O público também faz isso, pois também “edita” o que está
assistindo, vendo, escutando, lendo, de acordo com a sua percepção daquilo com
o que está entrando em contato. Mas, nesse caso, a edição do seu olhar, quando
em contato direto com a obra, não tem qualquer reprodutibilidade técnica.
Apenas edita, selecionando, com a sua atenção, algo dentro do que está sendo
apresentado. Ao assistir um registro da obra, faz suas escolhas sobre uma outra
escolha, já feita pelo autor daquele registro, que transformou a obra em imagem
da obra. No caso da dança, não há como deixar de atentar para a relevância
dessa situação, especialmente no mundo atual, quando a disponibilização da
informação sobre dança se faz, na sua maioria, na forma de imagens sobre as
obras de dança que são continuamente postadas na internet. A comunicação, que
começa no processo de percepção que nos liga ao mundo, acontece atualmente,
sobretudo a partir dessas imagens – assunto que merece uma pesquisa exclusiva,
e que não será aqui desenvolvido.
Em dança, quando o bailarino não apresenta a obra ao vivo,
não tem a possibilidade de ir ajustando, enquanto está dançando, a partir do
que percebe como reação dos espectadores, ou seja, também ao bailarino cabe um
pequeno espaço de “edição” do material que ensaiou.

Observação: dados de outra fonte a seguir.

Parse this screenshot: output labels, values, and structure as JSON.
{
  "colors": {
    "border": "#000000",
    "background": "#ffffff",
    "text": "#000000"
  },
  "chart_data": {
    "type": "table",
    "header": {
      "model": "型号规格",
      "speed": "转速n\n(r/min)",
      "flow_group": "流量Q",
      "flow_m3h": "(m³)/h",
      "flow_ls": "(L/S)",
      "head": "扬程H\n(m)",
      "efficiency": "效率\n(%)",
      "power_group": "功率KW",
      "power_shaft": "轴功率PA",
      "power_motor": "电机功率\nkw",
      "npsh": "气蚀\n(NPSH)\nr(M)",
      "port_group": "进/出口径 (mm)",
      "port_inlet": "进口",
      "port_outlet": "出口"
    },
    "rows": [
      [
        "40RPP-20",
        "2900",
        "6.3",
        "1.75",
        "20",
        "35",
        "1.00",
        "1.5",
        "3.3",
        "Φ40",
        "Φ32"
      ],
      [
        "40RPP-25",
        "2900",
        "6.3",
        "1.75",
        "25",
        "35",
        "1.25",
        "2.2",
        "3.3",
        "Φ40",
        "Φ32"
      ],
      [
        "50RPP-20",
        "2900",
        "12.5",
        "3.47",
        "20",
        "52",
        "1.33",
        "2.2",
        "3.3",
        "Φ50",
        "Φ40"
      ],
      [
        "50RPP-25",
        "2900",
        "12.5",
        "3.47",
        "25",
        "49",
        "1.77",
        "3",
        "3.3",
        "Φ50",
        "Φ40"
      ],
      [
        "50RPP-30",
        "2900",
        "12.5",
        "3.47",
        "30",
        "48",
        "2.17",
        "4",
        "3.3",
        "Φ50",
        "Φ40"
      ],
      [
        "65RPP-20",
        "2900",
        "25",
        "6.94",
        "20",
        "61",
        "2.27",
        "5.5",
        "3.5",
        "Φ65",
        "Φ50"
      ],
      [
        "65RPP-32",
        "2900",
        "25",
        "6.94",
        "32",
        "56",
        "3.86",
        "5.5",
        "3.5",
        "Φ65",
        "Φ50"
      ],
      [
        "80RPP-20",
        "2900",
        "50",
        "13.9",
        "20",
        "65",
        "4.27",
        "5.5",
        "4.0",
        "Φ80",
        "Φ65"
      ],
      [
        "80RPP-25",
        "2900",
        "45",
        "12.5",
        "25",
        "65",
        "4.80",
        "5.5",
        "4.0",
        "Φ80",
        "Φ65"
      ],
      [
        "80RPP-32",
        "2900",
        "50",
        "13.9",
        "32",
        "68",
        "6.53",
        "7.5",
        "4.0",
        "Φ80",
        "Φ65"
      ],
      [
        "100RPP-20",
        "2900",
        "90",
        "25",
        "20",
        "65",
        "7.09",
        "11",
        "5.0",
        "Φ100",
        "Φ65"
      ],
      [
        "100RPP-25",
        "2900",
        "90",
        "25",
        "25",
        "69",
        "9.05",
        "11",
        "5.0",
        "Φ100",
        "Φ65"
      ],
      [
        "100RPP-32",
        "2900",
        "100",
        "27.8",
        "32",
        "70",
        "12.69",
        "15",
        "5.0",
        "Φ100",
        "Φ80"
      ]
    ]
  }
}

No vídeo, um certo modo de
realizar está congelado e passa a servir de referência como sendo “o” modo de
ser feito – o que traz consequências sobre as quais se vale atentar.
(Espetáculo Deserto de Ilusões - T.F.Style Cia de Dança)
Referências:
LIMA, L. C. (. Teoria da Cultura de Massa. 7. ed. São
Paulo: Paz e Terra, 2005.
RÜDIGER, F. Introdução à Teoria da Comunicação:
problemas, correntes e autores. 2a. ed. São Paulo: Edicon, 2004.